Educare all’incontro interculturale: una riflessione di Annalisa Morello, educatrice Fami Prisma

Educare all’incontro interculturale: una riflessione di Annalisa Morello, educatrice Fami Prisma

Continua il percorso di accoglienza, mediazione culturale e accompagnamento ai servizi scolastici all’interno delle scuole del progetto Fami Prisma.

Oggi pubblichiamo una riflessione di Annalisa Morello, che lo conduce all’interno dell’Istituto Madre Teresa di Calcutta di Palermo con gli alunni della 5°A scuola primaria.

«Quando mi è stato proposto di aderire al progetto FAMI Prisma,  progetto che promuove l’inclusività a scuola, rendendola luogo aperto e accogliente, ho accettato la richiesta con grande motivazione e determinazione in quanto opportunità di crescita personale e formativa.

Il progetto ha previsto l’intervento presso l’istituto Madre Teresa di Calcutta, che vede coinvolti tre bambini del Bangladesh, frequentanti la classe primaria 5°A , approdati da poco nel territorio palermitano.

Mentirei se dicessi di non aver avuto paura di non essere all’altezza dei  bambini con cui avrei lavorato. Ma il giorno in cui ho incontrato loro, è bastato lo sguardo deciso di H, la generosità di R e la simpatia di E a farmi sentire a casa.

Gli incontri previsti sono stati finalizzati al potenziamento delle competenze linguistiche. 

Durante il nostro incontro conoscitivo, ho chiesto loro di presentarsi attraverso un disegno e la cosa che mi ha colpito profondamente è stato il loro narrarsi attraverso un’immagine che ritraeva se stessi o un oggetto a loro caro, del paese nativo, il Bangladesh. Ero grata a loro per avermi permesso di entrare metaforicamente nella loro vita, seppur ci conoscessimo da pochissime ore, in un secondo momento, ho pensato se la città di Palermo, tanto bella e caotica, nel tempo, li avrebbe fatti sentire accolti.

Prendere parte alle attività previste dal progetto è stata e continua ad essere un’occasione di reciproco arricchimento, infatti le volte in cui mi confronto con loro, mi stupisce il loro mettersi in gioco, la forza di volontà che li spinge ad apprendere in maniera repentina una nuova lingua, in un nuovo contesto, chiamati ogni giorno ad adattarsi a nuove cornici entro le quali vigono lingue e regole diverse. Parlare il bengali in famiglia e l’italiano a scuola, coniugare le proprie tradizioni con quelle degli autoctoni, sono modalità che implicano un esercizio di traduzione continua, una sfida continua. Spero vivamente che H, R ed E possano nel tempo maturare un il senso di appartenenza alla comunità.

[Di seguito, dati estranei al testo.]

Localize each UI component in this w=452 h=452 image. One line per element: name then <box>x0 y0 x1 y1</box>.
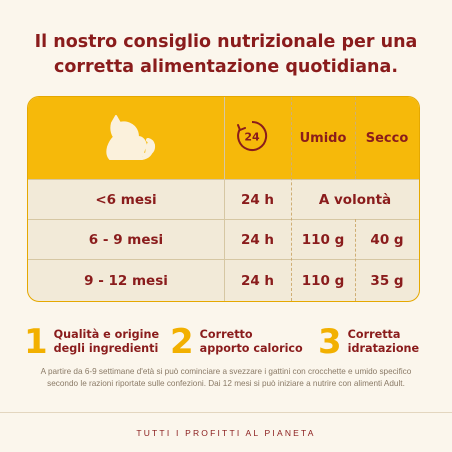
footer-divider <box>0 412 452 413</box>
feature-text: Qualità e origine degli ingredienti <box>53 328 160 355</box>
features-list: 1 Qualità e origine degli ingredienti 2 … <box>24 322 428 362</box>
page-title: Il nostro consiglio nutrizionale per una… <box>0 30 452 80</box>
column-divider <box>291 97 292 301</box>
time-cell: 24 h <box>240 273 275 289</box>
age-cell: <6 mesi <box>95 192 157 208</box>
title-line-1: Il nostro consiglio nutrizionale per una <box>34 32 418 52</box>
weaning-note: A partire da 6-9 settimane d'età si può … <box>40 367 412 388</box>
umido-cell: 110 g <box>301 232 345 248</box>
age-cell: 9 - 12 mesi <box>84 273 168 289</box>
feature-text: Corretta idratazione <box>347 328 420 355</box>
time-cell: 24 h <box>240 232 275 248</box>
table-row: 9 - 12 mesi 24 h 110 g 35 g <box>28 259 419 301</box>
column-divider <box>224 97 225 301</box>
secco-cell: 35 g <box>370 273 404 289</box>
age-cell: 6 - 9 mesi <box>88 232 164 248</box>
feature-item: 1 Qualità e origine degli ingredienti <box>24 322 159 362</box>
feature-number: 2 <box>170 322 194 362</box>
column-divider <box>355 97 356 179</box>
umido-cell: 110 g <box>301 273 345 289</box>
header-umido: Umido <box>299 130 347 146</box>
title-line-2: corretta alimentazione quotidiana. <box>54 57 398 77</box>
cat-icon <box>106 115 156 160</box>
feature-number: 3 <box>318 322 342 362</box>
table-row: 6 - 9 mesi 24 h 110 g 40 g <box>28 219 419 260</box>
header-secco: Secco <box>365 130 409 146</box>
secco-cell: 40 g <box>370 232 404 248</box>
time-cell: 24 h <box>240 192 275 208</box>
feature-item: 2 Corretto apporto calorico <box>170 322 303 362</box>
table-row: <6 mesi 24 h A volontà <box>28 179 419 220</box>
clock-24-icon: 24 <box>237 120 268 151</box>
column-divider <box>355 219 356 301</box>
clock-label: 24 <box>244 131 260 144</box>
footer-tagline: TUTTI I PROFITTI AL PIANETA <box>136 428 316 438</box>
table-header: 24 Umido Secco <box>28 97 419 179</box>
nutrition-table: 24 Umido Secco <6 mesi 24 h A volontà 6 … <box>27 96 420 302</box>
feature-text: Corretto apporto calorico <box>199 328 303 355</box>
combined-cell: A volontà <box>318 192 392 208</box>
feature-item: 3 Corretta idratazione <box>318 322 419 362</box>
feature-number: 1 <box>24 322 48 362</box>
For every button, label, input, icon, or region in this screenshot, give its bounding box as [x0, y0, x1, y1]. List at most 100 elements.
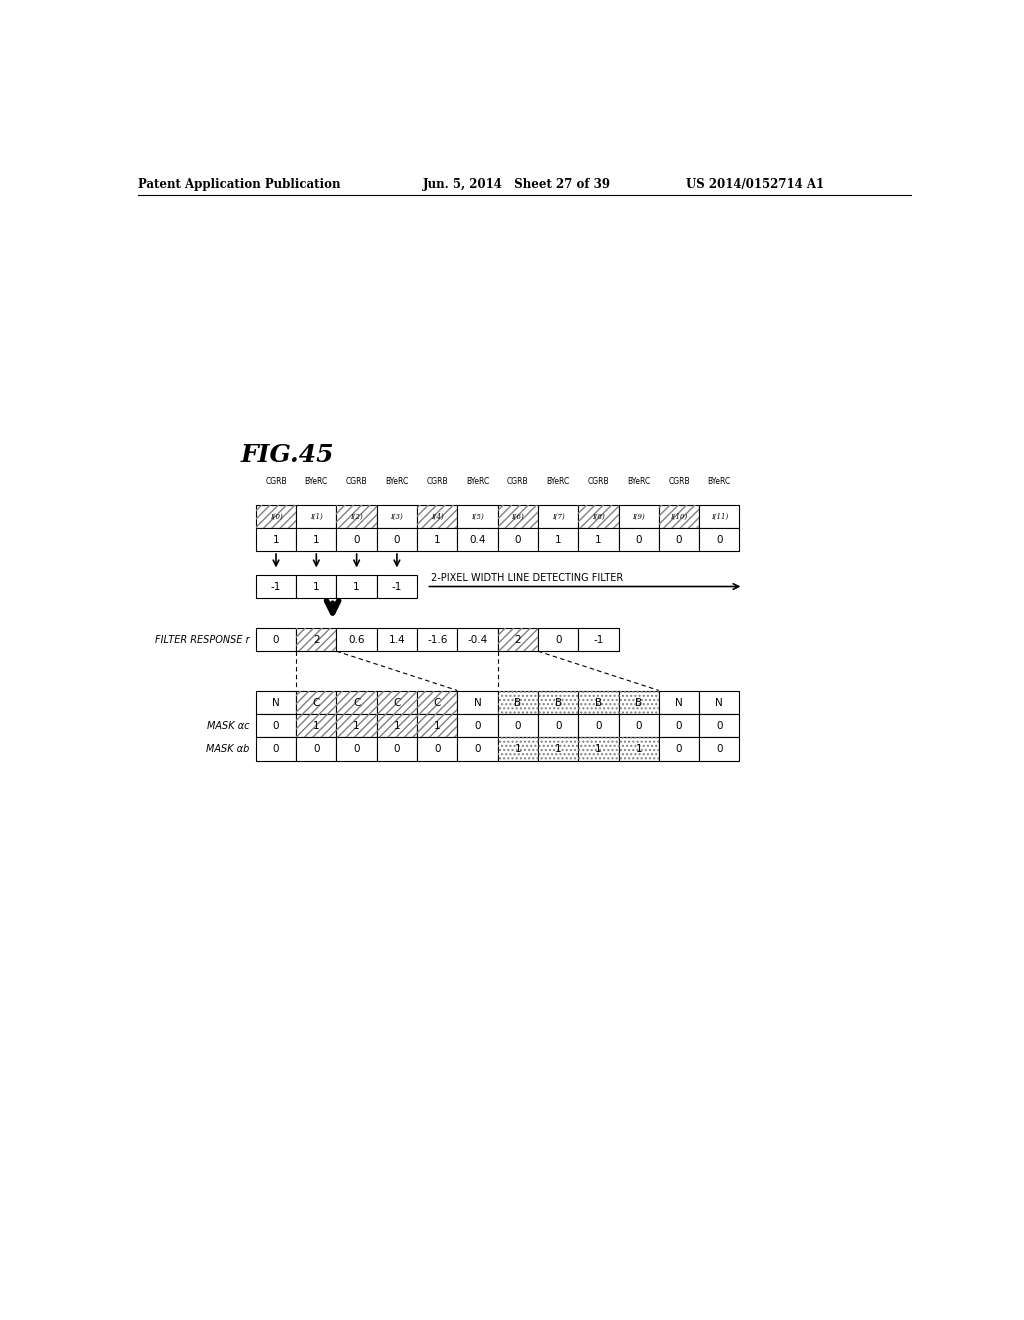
Text: N: N: [716, 698, 723, 708]
Bar: [377, 528, 417, 552]
Bar: [417, 628, 458, 651]
Text: BYeRC: BYeRC: [466, 478, 489, 487]
Bar: [498, 738, 538, 760]
Text: 2: 2: [514, 635, 521, 644]
Bar: [579, 504, 618, 528]
Bar: [458, 528, 498, 552]
Bar: [337, 714, 377, 738]
Text: 0: 0: [313, 744, 319, 754]
Bar: [498, 628, 538, 651]
Text: BYeRC: BYeRC: [385, 478, 409, 487]
Bar: [579, 738, 618, 760]
Bar: [256, 528, 296, 552]
Text: I(10): I(10): [671, 512, 688, 520]
Text: 0: 0: [515, 535, 521, 545]
Bar: [618, 714, 658, 738]
Bar: [579, 628, 618, 651]
Text: 0: 0: [393, 744, 400, 754]
Text: Jun. 5, 2014   Sheet 27 of 39: Jun. 5, 2014 Sheet 27 of 39: [423, 178, 610, 190]
Bar: [458, 738, 498, 760]
Bar: [296, 504, 337, 528]
Text: B: B: [595, 698, 602, 708]
Bar: [417, 528, 458, 552]
Text: 0: 0: [272, 635, 280, 644]
Bar: [337, 504, 377, 528]
Bar: [618, 738, 658, 760]
Text: 2: 2: [313, 635, 319, 644]
Text: C: C: [353, 698, 360, 708]
Bar: [296, 692, 337, 714]
Text: 0: 0: [676, 721, 682, 731]
Bar: [538, 714, 579, 738]
Text: BYeRC: BYeRC: [627, 478, 650, 487]
Text: I(6): I(6): [511, 512, 524, 520]
Text: 1: 1: [555, 535, 561, 545]
Bar: [699, 714, 739, 738]
Bar: [377, 692, 417, 714]
Text: FILTER RESPONSE r: FILTER RESPONSE r: [155, 635, 250, 644]
Bar: [538, 692, 579, 714]
Bar: [658, 504, 699, 528]
Bar: [256, 714, 296, 738]
Text: I(1): I(1): [310, 512, 323, 520]
Text: 0.4: 0.4: [469, 535, 485, 545]
Bar: [538, 692, 579, 714]
Bar: [538, 738, 579, 760]
Bar: [377, 714, 417, 738]
Text: I(11): I(11): [711, 512, 728, 520]
Text: US 2014/0152714 A1: US 2014/0152714 A1: [686, 178, 824, 190]
Text: I(9): I(9): [633, 512, 645, 520]
Text: 1: 1: [393, 721, 400, 731]
Bar: [296, 628, 337, 651]
Text: N: N: [675, 698, 683, 708]
Text: I(4): I(4): [431, 512, 443, 520]
Text: 1: 1: [272, 535, 280, 545]
Bar: [458, 628, 498, 651]
Bar: [579, 714, 618, 738]
Text: CGRB: CGRB: [588, 478, 609, 487]
Bar: [256, 504, 296, 528]
Bar: [579, 692, 618, 714]
Text: 0: 0: [474, 744, 481, 754]
Text: 0.6: 0.6: [348, 635, 365, 644]
Bar: [658, 504, 699, 528]
Text: N: N: [474, 698, 481, 708]
Bar: [658, 738, 699, 760]
Bar: [498, 528, 538, 552]
Bar: [538, 738, 579, 760]
Bar: [417, 504, 458, 528]
Bar: [458, 714, 498, 738]
Text: 1: 1: [514, 744, 521, 754]
Bar: [337, 576, 377, 598]
Bar: [618, 504, 658, 528]
Text: 0: 0: [393, 535, 400, 545]
Bar: [296, 714, 337, 738]
Text: 0: 0: [474, 721, 481, 731]
Text: BYeRC: BYeRC: [547, 478, 569, 487]
Bar: [337, 692, 377, 714]
Bar: [256, 628, 296, 651]
Bar: [377, 504, 417, 528]
Bar: [538, 504, 579, 528]
Text: 0: 0: [353, 535, 359, 545]
Bar: [498, 714, 538, 738]
Text: -0.4: -0.4: [467, 635, 487, 644]
Bar: [498, 692, 538, 714]
Bar: [296, 692, 337, 714]
Text: 1: 1: [353, 582, 360, 591]
Text: 1: 1: [313, 582, 319, 591]
Text: 0: 0: [716, 535, 723, 545]
Text: 0: 0: [272, 744, 280, 754]
Text: B: B: [635, 698, 642, 708]
Bar: [538, 528, 579, 552]
Bar: [658, 714, 699, 738]
Text: 0: 0: [353, 744, 359, 754]
Text: MASK αc: MASK αc: [207, 721, 250, 731]
Text: C: C: [433, 698, 441, 708]
Bar: [377, 692, 417, 714]
Bar: [699, 528, 739, 552]
Text: CGRB: CGRB: [669, 478, 690, 487]
Text: 0: 0: [272, 721, 280, 731]
Text: I(0): I(0): [269, 512, 283, 520]
Bar: [337, 714, 377, 738]
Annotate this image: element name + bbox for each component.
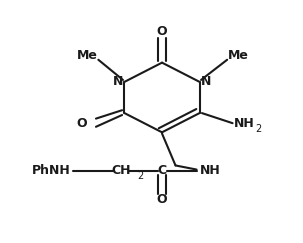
Text: 2: 2 [256, 124, 262, 134]
Text: N: N [113, 75, 123, 88]
Text: O: O [157, 25, 167, 38]
Text: NH: NH [234, 117, 255, 130]
Text: 2: 2 [137, 171, 144, 181]
Text: C: C [158, 164, 167, 177]
Text: N: N [201, 75, 211, 88]
Text: PhNH: PhNH [32, 164, 70, 177]
Text: —: — [77, 164, 91, 178]
Text: CH: CH [112, 164, 131, 177]
Text: Me: Me [77, 49, 97, 62]
Text: Me: Me [228, 49, 249, 62]
Text: NH: NH [200, 164, 220, 177]
Text: O: O [76, 117, 87, 130]
Text: O: O [157, 193, 167, 206]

Ci si sente appartenenti quando ci si percepisce accettati dagli altri, connessi agli altri e noi possiamo essere promotori di questo processo, educando le nuove generazioni all’incontro interculturale, promuovendo la comprensione dell’altro, senza negare la differenza, la diversità ma concependo se stessi come essere umani legati ad altri dalla necessità di reciproco riconoscimento.

Credo sia importante per i giovani autoctoni aprirsi alla realtà e al mondo perché tanti sono coloro che sembrano non cogliere la possibilità di emancipazione che dall’incontro con l’altro si potrebbe generare. Dovremmo provare a decentrare il nostro punto di vista spesso assoluto, che con fare etnocentrico ci porta a considerare il nostro gruppo di appartenenza come unico metro con cui giudicare gli altri.

In questa dimensione, dovremmo avvicinarci a ciò che siamo soliti chiamare diversità, per scoprire le differenze e sperimentare nuovi stili di vita. Conoscere un’altra dimensione culturale infatti, aiuta ad uscire dal proprio naturale etnocentrismo.

 È quindi fondamentale formare le nuove generazioni all’incontro interculturale perché esso favorisca opportunità formative privilegiate.

Quindi è educando all’incontro altrui che si promuove la comprensione degli altri, offrendo il proprio contributo con libertà, la stessa libertà di cui si determina il legame di rispetto e valorizzazione instaurato con loro in un’ ideologia emancipatrice».